Nsibambi noted that most ministers had found a scapegoat in the procurement law that delays processes.

He, however, said the Government had set up a committee chaired by the first deputy premier, Eriya Kategaya, which makes recommendations to Parliament.

“A key feature of successful organisations is their ability to learn from past experiences and react to changing conditions in the social, political or institutional environment,” he said.

Growing competition for resources, Nsibambi added, had created the need to learn from past experiences so as to do better in the future. This, he said, created a need for a credible feed back system.

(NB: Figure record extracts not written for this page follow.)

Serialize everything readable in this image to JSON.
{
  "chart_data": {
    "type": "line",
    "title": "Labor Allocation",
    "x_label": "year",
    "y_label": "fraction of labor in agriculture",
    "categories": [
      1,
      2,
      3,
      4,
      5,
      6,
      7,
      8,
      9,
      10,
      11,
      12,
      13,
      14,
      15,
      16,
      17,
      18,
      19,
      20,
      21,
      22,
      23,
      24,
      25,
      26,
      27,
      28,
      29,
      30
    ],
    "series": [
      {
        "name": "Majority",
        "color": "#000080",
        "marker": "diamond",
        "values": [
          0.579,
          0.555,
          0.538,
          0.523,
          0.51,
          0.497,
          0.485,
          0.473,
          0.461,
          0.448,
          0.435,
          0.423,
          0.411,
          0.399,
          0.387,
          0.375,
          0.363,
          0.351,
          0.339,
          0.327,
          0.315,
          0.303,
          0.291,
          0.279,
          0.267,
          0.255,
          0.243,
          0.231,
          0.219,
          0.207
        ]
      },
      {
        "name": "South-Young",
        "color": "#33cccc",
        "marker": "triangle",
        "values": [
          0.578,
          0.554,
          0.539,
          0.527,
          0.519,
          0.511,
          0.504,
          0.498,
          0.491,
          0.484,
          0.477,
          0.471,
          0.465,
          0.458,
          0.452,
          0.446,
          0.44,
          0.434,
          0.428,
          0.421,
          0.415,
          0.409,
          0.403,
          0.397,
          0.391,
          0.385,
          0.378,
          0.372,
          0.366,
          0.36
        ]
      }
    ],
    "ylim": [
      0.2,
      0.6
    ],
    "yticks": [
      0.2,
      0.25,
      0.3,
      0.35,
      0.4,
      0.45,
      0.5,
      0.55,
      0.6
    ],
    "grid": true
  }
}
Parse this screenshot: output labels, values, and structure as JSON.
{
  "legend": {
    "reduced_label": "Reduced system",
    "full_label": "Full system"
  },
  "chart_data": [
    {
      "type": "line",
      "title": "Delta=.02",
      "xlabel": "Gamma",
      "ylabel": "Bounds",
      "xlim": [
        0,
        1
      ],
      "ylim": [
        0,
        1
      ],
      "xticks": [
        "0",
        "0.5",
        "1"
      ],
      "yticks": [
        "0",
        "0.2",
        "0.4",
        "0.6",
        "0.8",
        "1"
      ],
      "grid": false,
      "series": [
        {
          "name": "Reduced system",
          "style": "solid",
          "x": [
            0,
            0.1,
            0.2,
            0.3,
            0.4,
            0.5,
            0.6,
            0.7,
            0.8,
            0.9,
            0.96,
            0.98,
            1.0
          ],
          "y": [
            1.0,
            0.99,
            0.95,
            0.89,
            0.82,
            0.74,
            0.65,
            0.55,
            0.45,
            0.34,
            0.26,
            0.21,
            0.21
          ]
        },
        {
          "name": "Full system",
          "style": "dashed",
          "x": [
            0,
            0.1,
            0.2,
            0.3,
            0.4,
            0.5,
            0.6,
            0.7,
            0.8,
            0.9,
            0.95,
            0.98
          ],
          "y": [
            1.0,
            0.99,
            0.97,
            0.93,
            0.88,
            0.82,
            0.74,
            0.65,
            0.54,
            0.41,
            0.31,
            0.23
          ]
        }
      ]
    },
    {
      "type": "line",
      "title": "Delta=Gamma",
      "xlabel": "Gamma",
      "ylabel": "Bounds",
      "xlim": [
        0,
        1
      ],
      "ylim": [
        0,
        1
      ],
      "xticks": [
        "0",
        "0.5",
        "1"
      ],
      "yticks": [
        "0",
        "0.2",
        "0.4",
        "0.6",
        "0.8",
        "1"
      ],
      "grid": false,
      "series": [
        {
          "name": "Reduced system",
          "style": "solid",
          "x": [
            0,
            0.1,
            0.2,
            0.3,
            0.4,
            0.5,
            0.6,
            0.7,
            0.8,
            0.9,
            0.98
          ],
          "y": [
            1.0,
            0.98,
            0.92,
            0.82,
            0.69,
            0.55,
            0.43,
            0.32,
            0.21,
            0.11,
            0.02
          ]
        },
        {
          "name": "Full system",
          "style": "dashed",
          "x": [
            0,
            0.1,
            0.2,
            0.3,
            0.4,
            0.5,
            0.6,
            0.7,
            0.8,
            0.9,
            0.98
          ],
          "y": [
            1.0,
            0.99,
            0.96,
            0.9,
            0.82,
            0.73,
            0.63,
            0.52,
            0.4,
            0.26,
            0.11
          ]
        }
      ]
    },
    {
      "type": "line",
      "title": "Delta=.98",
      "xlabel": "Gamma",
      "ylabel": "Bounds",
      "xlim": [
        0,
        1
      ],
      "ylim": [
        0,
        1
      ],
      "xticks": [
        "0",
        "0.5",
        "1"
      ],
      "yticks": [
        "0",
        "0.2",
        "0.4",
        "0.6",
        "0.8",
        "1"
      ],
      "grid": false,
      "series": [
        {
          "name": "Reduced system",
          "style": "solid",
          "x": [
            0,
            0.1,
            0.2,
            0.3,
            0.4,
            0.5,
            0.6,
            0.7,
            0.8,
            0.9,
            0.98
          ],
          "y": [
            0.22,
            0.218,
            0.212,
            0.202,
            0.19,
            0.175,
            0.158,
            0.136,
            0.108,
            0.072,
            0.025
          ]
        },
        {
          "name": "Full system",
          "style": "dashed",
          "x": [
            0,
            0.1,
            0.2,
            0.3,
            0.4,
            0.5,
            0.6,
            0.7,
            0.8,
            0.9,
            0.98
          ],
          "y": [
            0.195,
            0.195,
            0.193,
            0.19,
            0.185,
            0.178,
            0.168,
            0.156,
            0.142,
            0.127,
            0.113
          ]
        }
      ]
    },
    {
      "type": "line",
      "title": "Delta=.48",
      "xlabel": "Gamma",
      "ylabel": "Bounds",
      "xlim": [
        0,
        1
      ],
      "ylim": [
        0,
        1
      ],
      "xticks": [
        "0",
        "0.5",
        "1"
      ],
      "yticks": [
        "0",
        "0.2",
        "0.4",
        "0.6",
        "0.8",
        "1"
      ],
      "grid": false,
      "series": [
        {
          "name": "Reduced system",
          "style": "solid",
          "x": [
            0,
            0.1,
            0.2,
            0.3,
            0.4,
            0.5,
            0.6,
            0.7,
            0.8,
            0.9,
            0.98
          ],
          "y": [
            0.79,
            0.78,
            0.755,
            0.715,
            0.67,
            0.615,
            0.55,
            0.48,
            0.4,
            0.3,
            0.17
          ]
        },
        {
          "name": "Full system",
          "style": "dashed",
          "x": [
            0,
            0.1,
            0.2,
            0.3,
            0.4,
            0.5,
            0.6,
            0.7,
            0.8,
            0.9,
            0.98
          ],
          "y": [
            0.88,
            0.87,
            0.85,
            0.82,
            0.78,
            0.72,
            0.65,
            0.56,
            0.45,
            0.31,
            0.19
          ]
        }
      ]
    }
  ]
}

The review process, Nsibambi added, is intended to examine public service delivery, financial management, security, justice and governance in order to improve Uganda’s competitiveness.

The general duties minister in the Office of the Prime Minister, Janat Mukwaya, said two retreats would be held to discuss mid-term and annual performance; one in the middle and the other at the end of the year.

“This practice will help us ensure that we stay on track and continue to prosper through improved service delivery, good governance and accountability,” she said.

Bank of Uganda governor Tumusiime Mutebile and the finance ministers were tasked to ensure that they avail money for the priority areas identified.